The Chinatown community was less than thrilled at the prospect, but for April and May generally remained silent on the issue. Many found themselves too busy trying to repair their lives: newspapers reported that Chinese property owners intended to begin anew where their holdings had been, and that “Chinese leaders had contacted famous lawyers who…said that anyone who owned or leased properties could legally build new buildings.”

For the city’s leaders, however, a sticking point developed that had nothing to do with building ownership. If the Chinese merchants were forced to move, it would disrupt both tax revenues and duties from trade with China. In 1905, Chinese merchants are thought to have paid almost fifteen million dollars in import duties; if they left the city altogether, or even paused their operations, it would have resulted in significant financial losses for San Francisco.

In one of the great ironies of the battle, the white owners of property in Chinatown campaigned heavily for the Chinese return, for the Chinese residents and merchants were willing to pay vastly inflated rents and leases for space. These economics were likely the deciding factor in the city deciding to “back off.” Throughout the summer of 1906, reconstruction began in earnest in the original Chinatown, and the returning residents celebrated victory against the “outsiders.”

In the eyes of city authorities, however, this return was conditional. Herbert E. Law, Chairman of the Subcommittee for Street Planning, declared in May that “it is important to have the streets of Chinatown laid out in a better manner…we ought to do away with the blind alleys and have the thoroughfares so arranged that the locality will be accessible in every part and be easily policed.” If the Burnham Plan could not be implemented in full, then downtown would have to be modified as best as possible to fit the Plan. The city further specified that buildings in the area needed to be made of fire-proof material.

This metamorphosis encouraged Chinatown’s community to revamp, and in some cases to self-police. Merchants grouped together into the Six Companies, which systematically denied gamblers places to play their games, and the Peace Society, which mediated tong disputes and, by 1924, moved to dissolve the gangs themselves.

These measures were far more successful than the city police raids of decades past, which had done little more than stir up rage within the community. This is not to say that Chinatown emerged after the earthquake as a new utopia; but there was much improvement over what had existed before.
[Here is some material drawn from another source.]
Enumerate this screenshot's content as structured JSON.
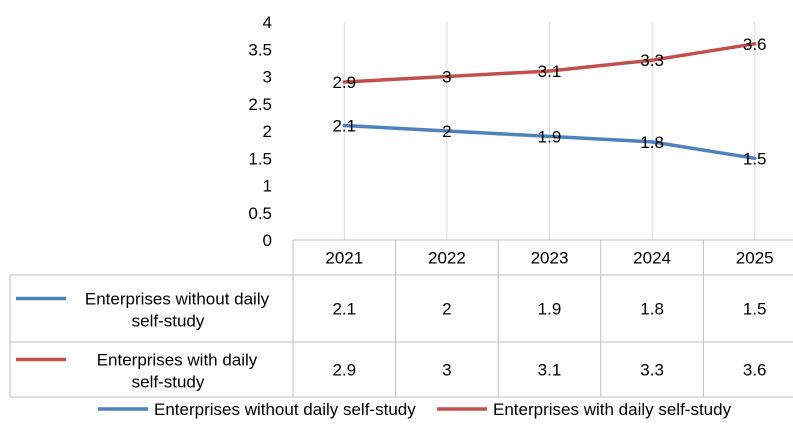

Within a few years, Chinatown had become more prominent and politically powerful than ever before, buoyed by tourism and a recognition of its collective economic impact.

One of the perpetually fascinating aspects of disasters is how the people survive and recover afterwards. The act of rebuilding, of reassembling life from the pieces left in disaster’s wake, seems symbolic of humankind’s indomitable will and unbreakable spirit.